Männergrippe ruiniert Regionalligaauftakt


Giants aus Karlsruhe erobern Tübingen
Eine Woche nach dem frühen Saisonhöhepunkt, dem Pokalkracher gegen Kaufering, stand am Samstag der ersehnte Saisonstart in der Regionalliga auf dem Programm. Bereits früh in der Woche zeichnete sich ab, dass nicht nur Menschen von Studium und Arbeit abgelenkt waren, auch die ersten Erkältungsanzeichen ließen nichts Gutes erahnen. Und so tat das Trainersolo Mathias Lother am Freitag noch alles, um mit mehr als einem Block (Sensationsjournalismus, irgendwann muss mich der Springerverlag ja bemerken) antreten zu können, dank Telefon und Wein schaffte er es auch soweit um nicht nur einen entspannten Abend verleben zu können, die Mannschaftsbesprechung am Samstag klang auch erfreulich positiv.
Mit elf Feldspielenden und einer Torhütermaschine ging es so in die Begegnung mit den Fächerstädtern, die sich die Arroganz leisteten #LP32 nicht im Kader zu haben und statt dessen #TW1 auf die Stürmer der Sharks loszulassen. Ein Move der den nötigen Eindruck nicht verfehlte. Wie bereits im Spiel gegen die Sportvg Feuerbach in der ersten Pokalrunde, konnten die Stürmer der Sharks deutlich weniger aufs Gehäuse von Thilo Wüst bringen als erhofft. Und das war nicht nur dem Abwehrbollwerk der Karlsruher geschuldet die mit allen Mitteln die Tübinger Angriffsbemühungen zu vereiteln suchten. Die Sharks fuhren da eine andere Taktik, gegen Feuerbach hatte es ja auch schon funktioniert, und ließen dem eigenen Goalie mehr Spielanteile, so konnte sich #CR54 wieder mehrfach auszeichnen und es entwickelte sich ein Spiel mit leichten Vorteilen für die Gäste.
Und so dauerte es tatsächlich 37 Minuten bis zum ersten Aufreger. Jakob Grasser, den man bis dahin eigentlich verhältnismäßig gut im Griff hatte, so gut man den letztjährigen Topscorer der Giants halt im Griff haben kann, zielte schließlich doch so präzise, dass der edle Ritter im Tübinger Kasten geschlagen war.
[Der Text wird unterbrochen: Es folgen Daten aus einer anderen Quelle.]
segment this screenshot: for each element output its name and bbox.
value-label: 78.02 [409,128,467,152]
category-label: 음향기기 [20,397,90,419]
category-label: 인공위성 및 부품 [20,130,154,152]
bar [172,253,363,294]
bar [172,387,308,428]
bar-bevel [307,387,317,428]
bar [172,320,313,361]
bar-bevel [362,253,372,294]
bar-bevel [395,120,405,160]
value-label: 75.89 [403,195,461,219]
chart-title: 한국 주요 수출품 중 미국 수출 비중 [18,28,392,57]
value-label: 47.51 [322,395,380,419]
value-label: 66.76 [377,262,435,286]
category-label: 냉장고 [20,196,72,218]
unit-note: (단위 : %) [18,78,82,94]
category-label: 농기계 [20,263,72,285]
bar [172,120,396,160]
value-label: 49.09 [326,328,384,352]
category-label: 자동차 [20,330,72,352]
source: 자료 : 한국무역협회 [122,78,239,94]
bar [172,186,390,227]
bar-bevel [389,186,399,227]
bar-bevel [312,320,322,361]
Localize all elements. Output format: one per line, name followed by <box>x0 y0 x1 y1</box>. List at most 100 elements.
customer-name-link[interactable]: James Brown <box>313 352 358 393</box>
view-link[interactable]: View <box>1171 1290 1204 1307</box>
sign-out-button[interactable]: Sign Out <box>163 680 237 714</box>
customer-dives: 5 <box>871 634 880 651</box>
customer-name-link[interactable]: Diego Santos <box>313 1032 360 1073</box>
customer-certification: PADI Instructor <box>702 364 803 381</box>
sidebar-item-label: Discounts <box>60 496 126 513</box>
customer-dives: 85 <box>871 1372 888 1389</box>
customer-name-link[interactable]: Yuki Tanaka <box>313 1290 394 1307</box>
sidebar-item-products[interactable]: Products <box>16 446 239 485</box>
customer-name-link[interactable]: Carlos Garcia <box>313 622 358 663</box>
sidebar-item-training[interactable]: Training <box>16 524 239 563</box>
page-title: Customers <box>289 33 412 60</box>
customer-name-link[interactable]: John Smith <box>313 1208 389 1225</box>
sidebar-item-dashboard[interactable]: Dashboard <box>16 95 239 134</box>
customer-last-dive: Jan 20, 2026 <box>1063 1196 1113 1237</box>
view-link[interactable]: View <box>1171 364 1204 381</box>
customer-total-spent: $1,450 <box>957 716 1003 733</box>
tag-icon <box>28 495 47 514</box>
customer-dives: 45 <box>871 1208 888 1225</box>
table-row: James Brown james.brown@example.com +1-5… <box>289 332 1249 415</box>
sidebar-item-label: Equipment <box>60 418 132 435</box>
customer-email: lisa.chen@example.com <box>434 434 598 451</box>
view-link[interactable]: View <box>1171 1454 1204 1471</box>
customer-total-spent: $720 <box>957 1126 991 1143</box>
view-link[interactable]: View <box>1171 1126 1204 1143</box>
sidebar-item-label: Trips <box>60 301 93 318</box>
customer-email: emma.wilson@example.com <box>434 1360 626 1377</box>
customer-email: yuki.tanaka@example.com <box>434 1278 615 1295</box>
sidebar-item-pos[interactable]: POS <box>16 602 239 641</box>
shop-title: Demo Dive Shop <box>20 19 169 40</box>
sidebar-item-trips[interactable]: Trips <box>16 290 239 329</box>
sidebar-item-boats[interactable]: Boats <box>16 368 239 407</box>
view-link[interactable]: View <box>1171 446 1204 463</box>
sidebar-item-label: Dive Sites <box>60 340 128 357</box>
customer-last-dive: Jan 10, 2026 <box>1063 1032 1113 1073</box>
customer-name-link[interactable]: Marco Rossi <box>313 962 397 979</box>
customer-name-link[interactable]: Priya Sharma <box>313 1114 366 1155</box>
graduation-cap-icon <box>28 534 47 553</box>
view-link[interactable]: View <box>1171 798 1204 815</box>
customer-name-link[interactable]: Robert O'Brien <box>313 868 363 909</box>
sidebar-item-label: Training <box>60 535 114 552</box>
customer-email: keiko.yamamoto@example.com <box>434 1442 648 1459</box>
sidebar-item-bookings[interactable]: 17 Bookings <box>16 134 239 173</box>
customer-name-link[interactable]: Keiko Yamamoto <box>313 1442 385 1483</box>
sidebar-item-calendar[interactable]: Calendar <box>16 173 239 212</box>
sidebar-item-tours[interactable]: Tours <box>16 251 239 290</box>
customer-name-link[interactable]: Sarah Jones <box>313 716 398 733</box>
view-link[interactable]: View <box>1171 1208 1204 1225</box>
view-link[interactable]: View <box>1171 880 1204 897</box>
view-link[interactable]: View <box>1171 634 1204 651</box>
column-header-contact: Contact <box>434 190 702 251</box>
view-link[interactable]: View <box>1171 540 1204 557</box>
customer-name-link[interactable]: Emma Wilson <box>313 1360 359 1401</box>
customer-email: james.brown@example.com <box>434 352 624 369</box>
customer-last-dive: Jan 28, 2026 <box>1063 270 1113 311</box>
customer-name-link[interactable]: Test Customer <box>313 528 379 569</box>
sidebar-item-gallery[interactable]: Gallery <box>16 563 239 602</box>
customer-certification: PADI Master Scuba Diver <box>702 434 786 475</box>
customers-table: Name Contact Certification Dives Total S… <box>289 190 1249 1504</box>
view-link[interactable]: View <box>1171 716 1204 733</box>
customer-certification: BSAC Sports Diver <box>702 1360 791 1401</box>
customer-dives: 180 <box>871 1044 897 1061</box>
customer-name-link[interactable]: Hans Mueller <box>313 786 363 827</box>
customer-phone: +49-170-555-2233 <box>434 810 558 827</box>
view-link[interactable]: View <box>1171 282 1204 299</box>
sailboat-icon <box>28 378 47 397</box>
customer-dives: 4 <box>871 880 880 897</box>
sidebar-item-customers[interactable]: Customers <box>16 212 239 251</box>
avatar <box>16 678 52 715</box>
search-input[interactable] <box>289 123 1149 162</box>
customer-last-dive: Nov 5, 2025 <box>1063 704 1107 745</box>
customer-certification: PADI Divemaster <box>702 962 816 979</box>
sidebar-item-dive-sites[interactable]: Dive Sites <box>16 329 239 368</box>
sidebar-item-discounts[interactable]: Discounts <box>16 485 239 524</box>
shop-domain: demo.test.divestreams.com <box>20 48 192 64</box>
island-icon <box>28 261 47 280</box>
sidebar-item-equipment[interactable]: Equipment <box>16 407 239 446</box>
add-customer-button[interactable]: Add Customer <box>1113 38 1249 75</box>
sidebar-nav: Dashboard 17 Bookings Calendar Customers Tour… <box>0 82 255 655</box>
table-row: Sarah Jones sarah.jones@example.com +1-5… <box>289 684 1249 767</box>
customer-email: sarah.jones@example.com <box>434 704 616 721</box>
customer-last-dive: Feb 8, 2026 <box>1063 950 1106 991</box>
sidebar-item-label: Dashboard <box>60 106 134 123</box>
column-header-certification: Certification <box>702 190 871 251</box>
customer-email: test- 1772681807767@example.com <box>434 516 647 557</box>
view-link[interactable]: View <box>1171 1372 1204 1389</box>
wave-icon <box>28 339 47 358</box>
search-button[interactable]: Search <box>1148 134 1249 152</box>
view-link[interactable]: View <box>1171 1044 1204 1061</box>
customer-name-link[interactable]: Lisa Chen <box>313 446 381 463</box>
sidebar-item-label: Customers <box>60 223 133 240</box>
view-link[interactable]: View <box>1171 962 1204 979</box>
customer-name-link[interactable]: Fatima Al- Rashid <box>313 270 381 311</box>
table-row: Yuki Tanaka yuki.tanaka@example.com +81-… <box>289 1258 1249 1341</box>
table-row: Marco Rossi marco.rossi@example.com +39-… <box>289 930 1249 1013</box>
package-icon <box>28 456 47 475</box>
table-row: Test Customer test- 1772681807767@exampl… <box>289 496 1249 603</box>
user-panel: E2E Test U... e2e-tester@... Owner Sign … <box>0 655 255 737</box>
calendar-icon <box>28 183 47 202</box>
Um die Drittelpause herum durften die Sharks dann mal wieder ihre versuchen ihre gefürchtetes (beim eigenen Anhang) Überzahlspiel zu üben… leider weiterhin nicht soo geil.
Ebenso ungeil das zweite Karlsruher Tor. Der Tü35 Block eroberte sich den Ball, die beiden alten Säcke vorne begannen einen wirren Sturmlauf und die Versuche der mehr oder weniger alten Menschen hinten drin, schnell eine jüngere Verteidigung einzuwechseln, waren nicht schnell genug für Simon Woll. Balleroberung, komischer Schuß irgendwo aus der Distanz. Und irgendwie rutscht er in die Maschen.
Aber das wäre nicht das erste Spiel gegen die Giants das noch gekippt ist. Dachte sich dann auch Lukas Laurisch und legte fünf Minuten vor dem Ende das dritte Tor oben drauf. Wieder tun die Sharks komische Dinge beim Wechsel, Grasser kriegt den Ball, setzt Laurisch in Szene und wieder hängt der Lochball im Tübinger Tor.
Ein kurzer Funke Hoffnung glomm nochmal auf, als Simon Martin es eine Minute später dann endlich doch schafft, den Ball an Wüst vorbei ins Eck zu knallen, doch verbleibenden vier Minuten bleiben torlos auf beiden Seiten.
Nach diesem Spiel und dem Calwer 5-3 Sieg über Konstanz im ersten Spiel des Tages, steht die Tabelle Kopf. Bereits in zwei Wochen steigt in Konstanz mit der Neuauflage des Finals um die süddeutsche Meisterschaft das Kellerduell gegen die Lakers aus Konstanz, hier hoffentlich wieder mit gesünderem und schlagkräftigerem Kader.

Bereits an diesem Wochenende gibt es allerdings den Saisonauftakt unserer Frauen, wenn es am Samstag in der Herrmann-Hepper-Turnhalle erst gegen das Team von Stern München und danach ins Derby gegen die SG Ludwigshafen/ Karlsruhe geht. Am Sonnntag trifft dann unser Kleinfeldteam auf Feuerbach und Schriesheim.